Two frequent problems with testing OpenMP implementations are:
- insufficient workload for the OpenMP DO loop; a trivial calculation in the loop is not going to overcome the overhead of initiating the !$OMP region. It takes about 5 micro seconds to initiate a region. That is about 20,000 processor cycles, which looks huge to me. There is also a slight overhead for SCHEDULE(DYNAMIC) vs SCHEDULE(STATIC). Dynamic can be preferred where the thread workloads can be variable. The DYNAMIC overhead can be a minor issue but does highlight the problem of balancing workload between threads.
- Increased thread counts can involve increased memory demand. When the memory demand of the combined thread calculation exceeds the cache size, memory access can quickly exceed the memory bandwidth, stalling the thread gains. This appears to be a black art that I am yet to master. A simple OpenMP example is dot_product. Looks good, but to scale up to overcome the startup delay, it will always fail on memory bandwidth. There might be a sweet spot for array size, but my real problems never have that characteristic.

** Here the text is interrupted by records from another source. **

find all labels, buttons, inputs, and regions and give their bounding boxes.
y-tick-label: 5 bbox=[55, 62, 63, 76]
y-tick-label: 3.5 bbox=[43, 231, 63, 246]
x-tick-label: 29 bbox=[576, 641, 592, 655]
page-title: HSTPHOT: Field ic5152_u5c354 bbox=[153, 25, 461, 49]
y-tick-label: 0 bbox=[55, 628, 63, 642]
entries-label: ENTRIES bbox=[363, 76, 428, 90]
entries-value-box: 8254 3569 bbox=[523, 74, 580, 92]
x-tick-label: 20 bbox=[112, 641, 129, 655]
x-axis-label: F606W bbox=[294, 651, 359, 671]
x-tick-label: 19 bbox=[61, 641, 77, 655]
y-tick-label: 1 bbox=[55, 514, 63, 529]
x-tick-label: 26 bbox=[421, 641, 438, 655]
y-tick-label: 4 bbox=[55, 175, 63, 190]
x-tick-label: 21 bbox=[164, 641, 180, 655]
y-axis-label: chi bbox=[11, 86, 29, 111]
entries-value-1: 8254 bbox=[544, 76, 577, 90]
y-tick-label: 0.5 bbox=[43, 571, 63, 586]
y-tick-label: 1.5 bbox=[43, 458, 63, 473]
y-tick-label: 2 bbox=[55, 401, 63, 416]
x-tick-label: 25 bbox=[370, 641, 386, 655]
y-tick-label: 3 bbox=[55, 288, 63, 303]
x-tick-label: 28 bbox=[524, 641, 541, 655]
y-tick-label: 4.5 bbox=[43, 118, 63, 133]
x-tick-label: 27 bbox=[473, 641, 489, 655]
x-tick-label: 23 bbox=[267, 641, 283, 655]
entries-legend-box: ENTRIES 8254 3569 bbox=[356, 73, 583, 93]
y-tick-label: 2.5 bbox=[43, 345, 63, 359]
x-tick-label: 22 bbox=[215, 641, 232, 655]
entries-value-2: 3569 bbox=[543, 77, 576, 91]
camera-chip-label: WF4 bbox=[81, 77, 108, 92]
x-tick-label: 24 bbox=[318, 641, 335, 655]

Minor speed differences between gFortran and iFort may come down to optimisation strategies, especially for IF usage or possibly positioning for use of L1 cache.
The more important question should be is OpenMP providing a significant improvement from the single thread case. Hopefully this is a more significant gain than between gFortran and iFort. Where OpenMP is not providing a gain, this is a more challenging problem.
As I am using gFortran for OpenMP, it is good to know both compilers are sharing the better performance for different calculations.